Making HTML Tidy a supported library from Bjoern Hoehrmann on 2001-04-13 (html-tidy@w3.org from April to June 2001)

From: Bjoern Hoehrmann <derhoermi@gmx.net>
Date: Fri, 13 Apr 2001 19:30:54 +0200
To: html-tidy@w3.org
Cc: dsr@w3.org
Message-ID: <8d9edtcnm7rniv6aiu42dihrbbsjb77bvn@4ax.com>

Hi Dave,
Hi List,

   As [1] states: "You can also incorporate Tidy as part of a larger
program, for instance in HTML editors or HTML transformation tools used
for import filters, or for when you want to customize Web content to get
the best out of different kinds of browsers. [...]", Software Developers
are free or even encouraged to use HTML Tidy in their applications. This
is a great thing in general, but the current codebase makes it hard to
do so, incorporating Tidy into other applications requires hacking the
provided sources. I'm at most a rookie C programmer, but I think it
might be a good idea to split Tidy into three modules:

  * parser and lexer
      parsing and cleaning the source, building in-memory DOM tree

  * pretty-printer
      takes the DOM tree and puts it into a "prettier" form

  * command line utility
      parse configuration files, parse input from the command
      line, printing the prettier version, etc.

I think several people, including myself, use HTML Tidy just to get a
clean parse tree, e.g. for using XML tools with HTML documents, they
only need the first module. HTML Editors who incorporate HTML Tidy often
provide the option to beautify the written and/or produced code, they
additionally use the second module. The third module is of no interest
for other people, so the library should consist only of the first two
modules. Just like it is done with Expat (James Clarks XML parser),
users and developers can just get the current library and link it into
their programs, instead of hacking the source again and again and
redistributing it.

Along with this m12n several other changes could and possibly should be
made, like

  * event-handlers for warnings and errors
  * killing global configuration variables, introduce a parser and a
    pretty-printer object that store relevant informations or store that
    information in the lexer object

I like to hear comments by other list members regarding these changes.

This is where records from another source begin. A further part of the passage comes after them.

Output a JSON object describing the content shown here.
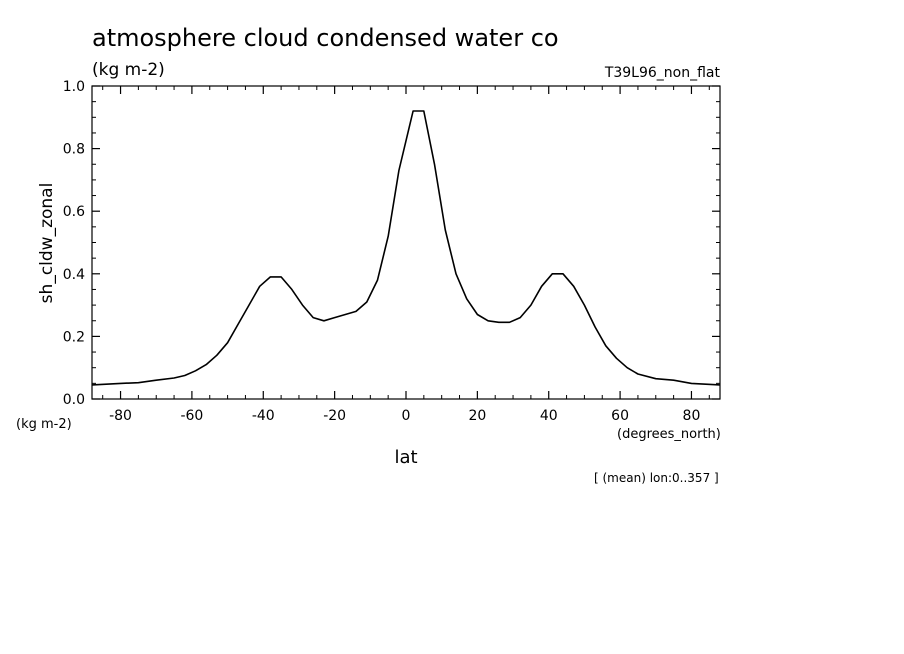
{
  "chart_data": {
    "type": "line",
    "title": "atmosphere cloud condensed water co",
    "units": "(kg m-2)",
    "run_label": "T39L96_non_flat",
    "xlabel": "lat",
    "ylabel": "sh_cldw_zonal",
    "x_units": "(degrees_north)",
    "y_units": "(kg m-2)",
    "footnote": "[ (mean) lon:0..357 ]",
    "xlim": [
      -88,
      88
    ],
    "ylim": [
      0.0,
      1.0
    ],
    "x_ticks": [
      -80,
      -60,
      -40,
      -20,
      0,
      20,
      40,
      60,
      80
    ],
    "y_ticks": [
      0.0,
      0.2,
      0.4,
      0.6,
      0.8,
      1.0
    ],
    "x_tick_labels": [
      "-80",
      "-60",
      "-40",
      "-20",
      "0",
      "20",
      "40",
      "60",
      "80"
    ],
    "y_tick_labels": [
      "0.0",
      "0.2",
      "0.4",
      "0.6",
      "0.8",
      "1.0"
    ],
    "x_minor_step": 5,
    "y_minor_step": 0.05,
    "grid": false,
    "series": [
      {
        "x": [
          -88,
          -80,
          -75,
          -70,
          -65,
          -62,
          -59,
          -56,
          -53,
          -50,
          -47,
          -44,
          -41,
          -38,
          -35,
          -32,
          -29,
          -26,
          -23,
          -20,
          -17,
          -14,
          -11,
          -8,
          -5,
          -2,
          2,
          5,
          8,
          11,
          14,
          17,
          20,
          23,
          26,
          29,
          32,
          35,
          38,
          41,
          44,
          47,
          50,
          53,
          56,
          59,
          62,
          65,
          70,
          75,
          80,
          88
        ],
        "y": [
          0.045,
          0.05,
          0.052,
          0.06,
          0.067,
          0.075,
          0.09,
          0.11,
          0.14,
          0.18,
          0.24,
          0.3,
          0.36,
          0.39,
          0.39,
          0.35,
          0.3,
          0.26,
          0.25,
          0.26,
          0.27,
          0.28,
          0.31,
          0.38,
          0.52,
          0.73,
          0.92,
          0.92,
          0.75,
          0.54,
          0.4,
          0.32,
          0.27,
          0.25,
          0.245,
          0.245,
          0.26,
          0.3,
          0.36,
          0.4,
          0.4,
          0.36,
          0.3,
          0.23,
          0.17,
          0.13,
          0.1,
          0.08,
          0.065,
          0.06,
          0.05,
          0.045
        ]
      }
    ]
  }
}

I don't know what the current state of HTML Tidy is, the current
codebase is however nearly a year old, the pending page is very longish,
there are several additional bugs reported to this list and some
additional feature requests have been made. So I like to ask, whether
there are volunteers as requested in [2] and how you think development
and maintainship should look like in the future. Why isn't HTML Tidy in
the W3C CVS repository?

[1] http://www.w3.org/People/Raggett/tidy/
[2] http://www.w3.org/People/Raggett/tidy/pending.html

best regards,
-- 
Björn Höhrmann > mailto:bjoern@hoehrmann.de > http://www.bjoernsworld.de
am Badedeich 7 # Telefon: +49(0)4667/981028 # http://bjoern.hoehrmann.de
25899 Dagebüll < PGP Pub. KeyID: 0xA4357E78 < http://www.learn.to/quote/

Received on Friday, 13 April 2001 13:29:25 UTC